What’s next for you?

I’m working on a new book, working closely with the Weitz Brothers (American Pie) as they bring Be More Chill closer to the silver screen. I also have an idea for a TV show, a non-profit project, and a killer Internet app. I want to do everything. Everything.

Best place to have sex in New York?

I’m not a connoisseur of public sex. I would say, the best place to have sex in NY would probably be in Donald Trump’s place, if you were banging Melania on the side. The place I’ve had sex that was most visible and embarrassing was in a theater during Shakespeare in Love.

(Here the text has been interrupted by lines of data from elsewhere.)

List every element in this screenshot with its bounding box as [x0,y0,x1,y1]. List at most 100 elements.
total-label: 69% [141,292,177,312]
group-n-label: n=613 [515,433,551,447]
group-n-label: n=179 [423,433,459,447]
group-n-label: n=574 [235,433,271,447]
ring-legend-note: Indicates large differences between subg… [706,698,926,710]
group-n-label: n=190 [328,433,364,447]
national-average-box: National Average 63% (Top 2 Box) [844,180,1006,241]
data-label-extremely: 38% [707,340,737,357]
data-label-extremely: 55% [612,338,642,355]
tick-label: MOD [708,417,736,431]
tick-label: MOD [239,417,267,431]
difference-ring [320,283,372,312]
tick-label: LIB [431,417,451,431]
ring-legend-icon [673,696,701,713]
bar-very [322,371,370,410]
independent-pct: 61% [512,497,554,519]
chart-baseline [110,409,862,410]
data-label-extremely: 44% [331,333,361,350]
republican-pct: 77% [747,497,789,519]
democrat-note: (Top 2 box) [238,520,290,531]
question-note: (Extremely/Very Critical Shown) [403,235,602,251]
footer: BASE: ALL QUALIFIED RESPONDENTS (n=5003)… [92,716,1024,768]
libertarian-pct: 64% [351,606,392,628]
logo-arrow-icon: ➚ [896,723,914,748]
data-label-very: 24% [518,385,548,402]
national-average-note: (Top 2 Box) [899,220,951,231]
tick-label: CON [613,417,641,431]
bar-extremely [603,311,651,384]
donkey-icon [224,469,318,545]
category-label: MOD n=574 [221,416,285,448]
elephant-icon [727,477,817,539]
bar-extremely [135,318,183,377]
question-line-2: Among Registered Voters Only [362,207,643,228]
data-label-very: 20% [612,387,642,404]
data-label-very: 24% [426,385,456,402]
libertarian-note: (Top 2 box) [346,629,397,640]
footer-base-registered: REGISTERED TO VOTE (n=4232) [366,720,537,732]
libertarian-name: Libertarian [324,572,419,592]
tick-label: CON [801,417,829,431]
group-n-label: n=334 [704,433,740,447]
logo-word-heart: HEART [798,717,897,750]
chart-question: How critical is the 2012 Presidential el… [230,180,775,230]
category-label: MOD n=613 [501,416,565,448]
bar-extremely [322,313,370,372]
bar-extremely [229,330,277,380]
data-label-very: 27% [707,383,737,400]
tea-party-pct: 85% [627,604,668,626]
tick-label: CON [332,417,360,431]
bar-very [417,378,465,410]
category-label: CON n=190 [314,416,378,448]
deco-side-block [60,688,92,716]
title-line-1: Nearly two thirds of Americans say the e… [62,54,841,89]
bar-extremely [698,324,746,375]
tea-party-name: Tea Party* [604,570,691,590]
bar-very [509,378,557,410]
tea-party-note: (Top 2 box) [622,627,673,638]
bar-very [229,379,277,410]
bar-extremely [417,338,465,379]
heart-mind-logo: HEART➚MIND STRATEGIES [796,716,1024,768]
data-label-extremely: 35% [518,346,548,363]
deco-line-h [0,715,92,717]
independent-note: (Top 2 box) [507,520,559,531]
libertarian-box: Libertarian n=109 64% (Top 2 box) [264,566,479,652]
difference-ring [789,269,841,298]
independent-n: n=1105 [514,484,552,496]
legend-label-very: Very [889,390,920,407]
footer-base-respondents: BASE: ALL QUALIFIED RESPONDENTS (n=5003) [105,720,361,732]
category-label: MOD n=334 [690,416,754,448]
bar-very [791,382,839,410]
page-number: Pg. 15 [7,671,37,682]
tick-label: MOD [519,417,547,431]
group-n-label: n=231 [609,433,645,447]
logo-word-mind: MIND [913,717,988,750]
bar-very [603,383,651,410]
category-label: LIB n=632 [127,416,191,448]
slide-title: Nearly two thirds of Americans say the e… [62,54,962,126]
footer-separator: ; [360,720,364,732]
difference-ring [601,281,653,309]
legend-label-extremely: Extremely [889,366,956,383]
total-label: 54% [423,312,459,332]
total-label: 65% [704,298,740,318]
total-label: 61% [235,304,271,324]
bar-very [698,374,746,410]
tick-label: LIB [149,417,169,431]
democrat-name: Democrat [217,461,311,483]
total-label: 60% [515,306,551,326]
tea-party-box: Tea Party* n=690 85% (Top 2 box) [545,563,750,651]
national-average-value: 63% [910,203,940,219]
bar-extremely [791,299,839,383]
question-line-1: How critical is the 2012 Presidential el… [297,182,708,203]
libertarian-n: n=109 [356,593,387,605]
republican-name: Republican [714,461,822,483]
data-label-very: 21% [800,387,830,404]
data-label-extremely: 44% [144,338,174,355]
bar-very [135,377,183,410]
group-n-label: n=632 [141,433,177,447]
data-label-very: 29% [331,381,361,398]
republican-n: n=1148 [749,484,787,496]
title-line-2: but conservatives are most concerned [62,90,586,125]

Describe your perfect New York day.

The perfect NY day for me involves lots of biking, ideally you wake up with a smart, young women who is headed off to business school later in the week. Then you bike home, making whooping noises. Then you get to your house put on CDs and start fielding phone calls about what’s going on tonight. Then you write something about what you’ve seen.

Do you consider yourself a confirmed New Yorker, or do you see yourselfmoving at some point?

I definitely, definitely want to live somewhere besides NY – I’m thinking Barbados. NY kicks ass, but I love that word “well-traveled”. I would like to be able to meet people and tell them that I’m a well-traveled gentleman. And being well-traveled, that means actually living elsewhere, not so much from traveling.

Any words of advice for newly arrived New Yorkers?

I have so much advice for newly arrived New Yorkers: 151 Rivington, L’Orange Bleu, bike, green Trojans, Washington Mutual, Brooklyn on Friday nights, Manhattan on Sunday & Monday, move quick, show up, Verizon.